I wanted to jump in on this thread. I live in Dallas-Fort Worth, which is a huge market for Uber/Lyft. We had basically no taxi service. There were a few taxies with inflated fares that services the airports. High airport pricing. Downtown parking was up there too. This transportation market doesn't really support full-time taxi drivers.
However, this is a huge part time market. Since Uber/Lyft showed up, the airport lots have dropped in price and a TON of people drive before and after work. I'll talk to morning Uber drivers and they'll say "Yeah, my job starts at 9 downtown, so I can do 2-3 airport runs than go to the office". Lots of evening drivers too with events. When I would have to go downtown for meetings, it was cheaper on my company for me to put an Uber on the company than mileage/parking with my own car.
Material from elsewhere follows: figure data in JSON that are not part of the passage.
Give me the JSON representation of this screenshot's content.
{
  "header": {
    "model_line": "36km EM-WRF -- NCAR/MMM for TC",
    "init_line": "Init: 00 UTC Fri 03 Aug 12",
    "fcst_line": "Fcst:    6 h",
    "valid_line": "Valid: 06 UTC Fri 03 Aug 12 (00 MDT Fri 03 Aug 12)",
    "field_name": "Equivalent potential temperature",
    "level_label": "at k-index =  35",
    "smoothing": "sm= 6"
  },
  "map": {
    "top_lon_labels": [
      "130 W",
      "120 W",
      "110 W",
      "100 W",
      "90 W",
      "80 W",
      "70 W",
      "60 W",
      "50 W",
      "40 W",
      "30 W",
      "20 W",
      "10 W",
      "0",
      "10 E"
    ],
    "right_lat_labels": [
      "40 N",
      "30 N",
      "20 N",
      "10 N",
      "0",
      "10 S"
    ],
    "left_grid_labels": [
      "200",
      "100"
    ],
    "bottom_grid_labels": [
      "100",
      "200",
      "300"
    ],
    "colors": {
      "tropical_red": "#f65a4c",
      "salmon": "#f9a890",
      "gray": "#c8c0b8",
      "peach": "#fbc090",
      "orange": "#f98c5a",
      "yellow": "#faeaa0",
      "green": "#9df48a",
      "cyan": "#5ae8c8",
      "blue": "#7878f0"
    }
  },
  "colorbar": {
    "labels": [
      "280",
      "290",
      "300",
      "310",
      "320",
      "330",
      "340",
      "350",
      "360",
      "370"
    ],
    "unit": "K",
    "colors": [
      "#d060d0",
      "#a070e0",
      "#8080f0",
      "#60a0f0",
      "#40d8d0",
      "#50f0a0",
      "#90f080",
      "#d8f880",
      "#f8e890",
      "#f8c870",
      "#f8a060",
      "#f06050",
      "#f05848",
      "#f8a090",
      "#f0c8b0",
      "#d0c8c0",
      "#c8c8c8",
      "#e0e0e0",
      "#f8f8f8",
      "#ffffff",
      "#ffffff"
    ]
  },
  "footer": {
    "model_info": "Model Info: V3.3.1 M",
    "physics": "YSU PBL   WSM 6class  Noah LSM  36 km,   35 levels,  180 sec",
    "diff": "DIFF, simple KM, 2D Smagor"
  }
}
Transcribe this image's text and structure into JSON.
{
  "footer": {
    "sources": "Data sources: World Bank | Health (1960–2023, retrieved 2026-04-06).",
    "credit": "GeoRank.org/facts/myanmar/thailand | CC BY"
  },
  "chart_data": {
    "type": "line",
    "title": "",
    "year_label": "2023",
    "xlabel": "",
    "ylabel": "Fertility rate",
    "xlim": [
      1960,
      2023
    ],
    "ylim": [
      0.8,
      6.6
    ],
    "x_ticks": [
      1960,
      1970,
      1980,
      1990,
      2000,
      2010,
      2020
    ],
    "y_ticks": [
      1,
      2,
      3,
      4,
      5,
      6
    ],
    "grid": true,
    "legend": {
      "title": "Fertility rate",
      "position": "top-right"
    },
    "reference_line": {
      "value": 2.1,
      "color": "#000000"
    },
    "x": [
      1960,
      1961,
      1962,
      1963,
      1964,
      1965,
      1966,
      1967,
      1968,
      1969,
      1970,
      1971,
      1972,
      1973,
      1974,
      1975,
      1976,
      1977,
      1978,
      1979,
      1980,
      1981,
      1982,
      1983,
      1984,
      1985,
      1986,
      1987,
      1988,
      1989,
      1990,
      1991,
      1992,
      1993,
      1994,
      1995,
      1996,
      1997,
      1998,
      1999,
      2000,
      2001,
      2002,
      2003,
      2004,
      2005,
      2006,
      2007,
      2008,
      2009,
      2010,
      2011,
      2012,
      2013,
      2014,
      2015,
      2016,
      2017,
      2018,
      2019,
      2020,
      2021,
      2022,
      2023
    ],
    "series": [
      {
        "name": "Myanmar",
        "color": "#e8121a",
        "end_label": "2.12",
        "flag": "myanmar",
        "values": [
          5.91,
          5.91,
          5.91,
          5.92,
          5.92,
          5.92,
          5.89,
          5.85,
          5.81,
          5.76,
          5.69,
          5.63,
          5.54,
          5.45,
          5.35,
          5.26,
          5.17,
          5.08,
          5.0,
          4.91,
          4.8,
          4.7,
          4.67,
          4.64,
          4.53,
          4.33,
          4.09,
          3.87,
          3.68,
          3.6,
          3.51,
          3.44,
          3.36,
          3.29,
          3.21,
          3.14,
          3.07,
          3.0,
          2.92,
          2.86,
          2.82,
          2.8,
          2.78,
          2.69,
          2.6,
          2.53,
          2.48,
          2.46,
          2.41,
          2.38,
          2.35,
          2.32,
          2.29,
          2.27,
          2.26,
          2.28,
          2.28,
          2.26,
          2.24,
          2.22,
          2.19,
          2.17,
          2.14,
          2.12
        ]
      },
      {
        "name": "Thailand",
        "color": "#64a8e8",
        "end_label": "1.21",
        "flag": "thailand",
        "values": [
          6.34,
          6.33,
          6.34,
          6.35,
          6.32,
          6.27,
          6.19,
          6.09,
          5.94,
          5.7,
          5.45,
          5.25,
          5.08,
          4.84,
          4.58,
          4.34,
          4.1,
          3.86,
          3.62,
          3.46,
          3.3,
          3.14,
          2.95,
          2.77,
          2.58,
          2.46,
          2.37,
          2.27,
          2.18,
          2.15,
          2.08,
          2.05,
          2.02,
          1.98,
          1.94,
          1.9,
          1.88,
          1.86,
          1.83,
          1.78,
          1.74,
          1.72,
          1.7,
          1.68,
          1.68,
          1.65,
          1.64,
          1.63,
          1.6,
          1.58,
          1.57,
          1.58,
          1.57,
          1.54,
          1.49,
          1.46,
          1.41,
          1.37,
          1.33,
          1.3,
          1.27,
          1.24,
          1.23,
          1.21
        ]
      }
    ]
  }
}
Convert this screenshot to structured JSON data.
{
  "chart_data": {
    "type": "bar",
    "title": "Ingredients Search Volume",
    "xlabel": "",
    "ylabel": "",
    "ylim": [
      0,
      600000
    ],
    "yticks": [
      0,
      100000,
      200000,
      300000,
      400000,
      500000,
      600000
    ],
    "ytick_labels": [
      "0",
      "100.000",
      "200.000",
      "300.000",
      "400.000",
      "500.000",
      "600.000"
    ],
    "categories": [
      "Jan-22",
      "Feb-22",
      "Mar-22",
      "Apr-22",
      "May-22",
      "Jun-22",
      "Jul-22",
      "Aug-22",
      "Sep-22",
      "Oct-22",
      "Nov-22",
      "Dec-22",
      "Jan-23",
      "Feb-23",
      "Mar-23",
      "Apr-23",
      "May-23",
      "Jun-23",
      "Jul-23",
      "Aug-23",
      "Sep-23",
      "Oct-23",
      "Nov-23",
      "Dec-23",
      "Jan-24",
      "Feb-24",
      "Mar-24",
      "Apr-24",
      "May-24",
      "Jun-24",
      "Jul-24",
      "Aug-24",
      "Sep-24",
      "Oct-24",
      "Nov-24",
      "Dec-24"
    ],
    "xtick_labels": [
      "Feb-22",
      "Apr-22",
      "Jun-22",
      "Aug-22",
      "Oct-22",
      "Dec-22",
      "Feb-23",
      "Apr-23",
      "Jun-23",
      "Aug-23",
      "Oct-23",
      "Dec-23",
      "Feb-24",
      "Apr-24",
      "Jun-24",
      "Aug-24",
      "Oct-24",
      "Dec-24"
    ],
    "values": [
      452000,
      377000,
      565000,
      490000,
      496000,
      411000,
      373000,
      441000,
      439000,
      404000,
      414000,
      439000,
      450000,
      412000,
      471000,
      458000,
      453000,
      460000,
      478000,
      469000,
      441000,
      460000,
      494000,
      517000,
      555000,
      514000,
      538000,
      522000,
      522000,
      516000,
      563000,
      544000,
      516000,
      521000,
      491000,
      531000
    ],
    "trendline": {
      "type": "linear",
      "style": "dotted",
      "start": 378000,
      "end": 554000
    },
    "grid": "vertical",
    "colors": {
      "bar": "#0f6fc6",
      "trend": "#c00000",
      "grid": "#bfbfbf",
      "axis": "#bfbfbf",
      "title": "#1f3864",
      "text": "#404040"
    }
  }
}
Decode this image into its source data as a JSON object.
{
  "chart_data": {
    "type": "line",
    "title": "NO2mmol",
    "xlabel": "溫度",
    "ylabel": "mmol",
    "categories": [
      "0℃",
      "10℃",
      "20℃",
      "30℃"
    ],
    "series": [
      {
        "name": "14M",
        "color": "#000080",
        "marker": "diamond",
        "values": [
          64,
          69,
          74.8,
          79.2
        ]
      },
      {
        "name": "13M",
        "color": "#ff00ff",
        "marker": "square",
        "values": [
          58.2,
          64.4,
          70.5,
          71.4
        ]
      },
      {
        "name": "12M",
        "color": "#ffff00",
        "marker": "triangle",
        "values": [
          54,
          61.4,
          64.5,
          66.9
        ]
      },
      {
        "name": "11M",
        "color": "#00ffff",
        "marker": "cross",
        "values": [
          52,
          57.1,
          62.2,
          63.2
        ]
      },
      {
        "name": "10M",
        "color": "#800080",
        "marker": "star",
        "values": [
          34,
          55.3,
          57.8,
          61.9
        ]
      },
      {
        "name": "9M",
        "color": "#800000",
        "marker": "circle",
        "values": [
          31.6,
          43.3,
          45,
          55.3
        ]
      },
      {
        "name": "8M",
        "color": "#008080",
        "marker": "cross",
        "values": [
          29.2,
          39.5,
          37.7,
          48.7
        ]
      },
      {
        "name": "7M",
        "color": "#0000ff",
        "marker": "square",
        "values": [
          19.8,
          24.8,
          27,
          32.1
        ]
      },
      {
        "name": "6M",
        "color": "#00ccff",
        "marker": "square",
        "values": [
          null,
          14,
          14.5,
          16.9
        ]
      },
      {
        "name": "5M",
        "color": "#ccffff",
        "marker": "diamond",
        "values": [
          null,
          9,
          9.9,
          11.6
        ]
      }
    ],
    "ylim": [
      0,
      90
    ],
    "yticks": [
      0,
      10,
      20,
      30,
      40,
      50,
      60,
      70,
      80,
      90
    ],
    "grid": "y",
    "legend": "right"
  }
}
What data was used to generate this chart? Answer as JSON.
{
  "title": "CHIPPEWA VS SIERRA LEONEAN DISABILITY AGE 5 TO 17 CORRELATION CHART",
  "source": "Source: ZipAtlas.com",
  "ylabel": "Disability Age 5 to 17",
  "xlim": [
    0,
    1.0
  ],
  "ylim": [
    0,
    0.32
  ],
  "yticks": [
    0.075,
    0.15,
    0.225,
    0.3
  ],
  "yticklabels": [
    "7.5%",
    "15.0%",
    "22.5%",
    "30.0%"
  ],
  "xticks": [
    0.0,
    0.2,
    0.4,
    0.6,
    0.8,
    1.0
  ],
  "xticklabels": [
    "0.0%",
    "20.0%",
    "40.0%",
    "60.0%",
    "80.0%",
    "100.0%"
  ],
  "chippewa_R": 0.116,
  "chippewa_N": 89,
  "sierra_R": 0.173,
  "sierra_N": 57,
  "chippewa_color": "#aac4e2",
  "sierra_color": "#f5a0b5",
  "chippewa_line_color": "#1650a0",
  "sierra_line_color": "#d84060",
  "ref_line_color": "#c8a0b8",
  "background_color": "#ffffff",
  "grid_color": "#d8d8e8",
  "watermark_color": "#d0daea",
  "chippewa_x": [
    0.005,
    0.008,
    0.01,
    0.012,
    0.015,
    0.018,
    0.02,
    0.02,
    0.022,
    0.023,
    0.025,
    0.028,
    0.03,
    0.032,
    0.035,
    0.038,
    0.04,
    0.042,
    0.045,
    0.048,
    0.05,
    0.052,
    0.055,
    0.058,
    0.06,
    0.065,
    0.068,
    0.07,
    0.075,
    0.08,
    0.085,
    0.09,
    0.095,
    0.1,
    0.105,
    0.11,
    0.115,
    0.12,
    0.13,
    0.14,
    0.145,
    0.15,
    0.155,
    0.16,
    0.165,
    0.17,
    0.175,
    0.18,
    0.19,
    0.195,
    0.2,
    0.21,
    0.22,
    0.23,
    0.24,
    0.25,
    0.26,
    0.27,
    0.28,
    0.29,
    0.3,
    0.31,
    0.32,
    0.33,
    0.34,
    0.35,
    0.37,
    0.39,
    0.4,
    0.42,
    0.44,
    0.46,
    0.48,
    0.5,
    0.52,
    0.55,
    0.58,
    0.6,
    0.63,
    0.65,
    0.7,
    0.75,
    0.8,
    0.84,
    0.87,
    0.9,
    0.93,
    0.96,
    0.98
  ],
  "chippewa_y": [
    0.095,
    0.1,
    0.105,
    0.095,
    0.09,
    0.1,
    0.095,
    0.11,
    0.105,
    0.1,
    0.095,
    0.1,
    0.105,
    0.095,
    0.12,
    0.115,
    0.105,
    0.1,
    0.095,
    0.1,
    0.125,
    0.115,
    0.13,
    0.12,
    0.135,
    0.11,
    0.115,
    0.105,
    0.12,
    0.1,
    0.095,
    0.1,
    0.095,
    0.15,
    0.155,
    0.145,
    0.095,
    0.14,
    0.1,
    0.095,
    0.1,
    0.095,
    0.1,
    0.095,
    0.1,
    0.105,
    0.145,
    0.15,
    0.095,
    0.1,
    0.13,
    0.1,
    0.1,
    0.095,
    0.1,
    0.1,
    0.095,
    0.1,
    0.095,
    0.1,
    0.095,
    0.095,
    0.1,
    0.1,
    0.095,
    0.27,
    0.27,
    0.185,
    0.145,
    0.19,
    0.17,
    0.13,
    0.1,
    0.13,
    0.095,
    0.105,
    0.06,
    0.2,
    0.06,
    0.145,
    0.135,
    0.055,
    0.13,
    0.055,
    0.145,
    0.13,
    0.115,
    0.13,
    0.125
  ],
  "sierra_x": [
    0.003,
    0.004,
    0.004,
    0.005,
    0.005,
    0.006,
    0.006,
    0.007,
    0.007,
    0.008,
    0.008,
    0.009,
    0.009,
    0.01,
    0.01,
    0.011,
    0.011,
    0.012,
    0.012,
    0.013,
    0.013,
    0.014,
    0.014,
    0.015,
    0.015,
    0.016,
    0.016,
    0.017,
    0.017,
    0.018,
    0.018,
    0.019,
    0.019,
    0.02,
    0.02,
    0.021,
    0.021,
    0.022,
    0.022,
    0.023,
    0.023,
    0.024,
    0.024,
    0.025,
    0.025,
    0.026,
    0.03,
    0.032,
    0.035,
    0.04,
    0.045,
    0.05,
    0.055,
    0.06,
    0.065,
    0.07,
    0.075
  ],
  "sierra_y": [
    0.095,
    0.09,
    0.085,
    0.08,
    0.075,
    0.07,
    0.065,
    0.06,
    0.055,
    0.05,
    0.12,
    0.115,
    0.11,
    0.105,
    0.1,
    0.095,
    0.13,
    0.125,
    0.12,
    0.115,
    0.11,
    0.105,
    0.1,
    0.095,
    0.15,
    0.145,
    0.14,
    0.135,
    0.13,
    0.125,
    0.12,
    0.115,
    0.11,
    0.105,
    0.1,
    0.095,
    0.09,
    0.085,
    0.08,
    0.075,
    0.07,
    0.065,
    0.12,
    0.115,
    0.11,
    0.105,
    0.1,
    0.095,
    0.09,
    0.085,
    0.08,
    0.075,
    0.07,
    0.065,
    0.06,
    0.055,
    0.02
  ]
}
Almost driver I talk to is retired and drives either morning/evening, or is a normal working person who wants to put their car to use for 2-3 hours. It has provided tons of service to a market that just couldn't support full-time taxis.
This is also about car utilization. We have a 2002 with 100,000 miles that has about the same annual repair cost as the 2007 with 211,000 miles. Cars break with both age and usage and most cars can support 20,000 miles a year on them for 12+ years and Uber/Lyft (and now Turo) are ways to put that asset to use before it depreciates away.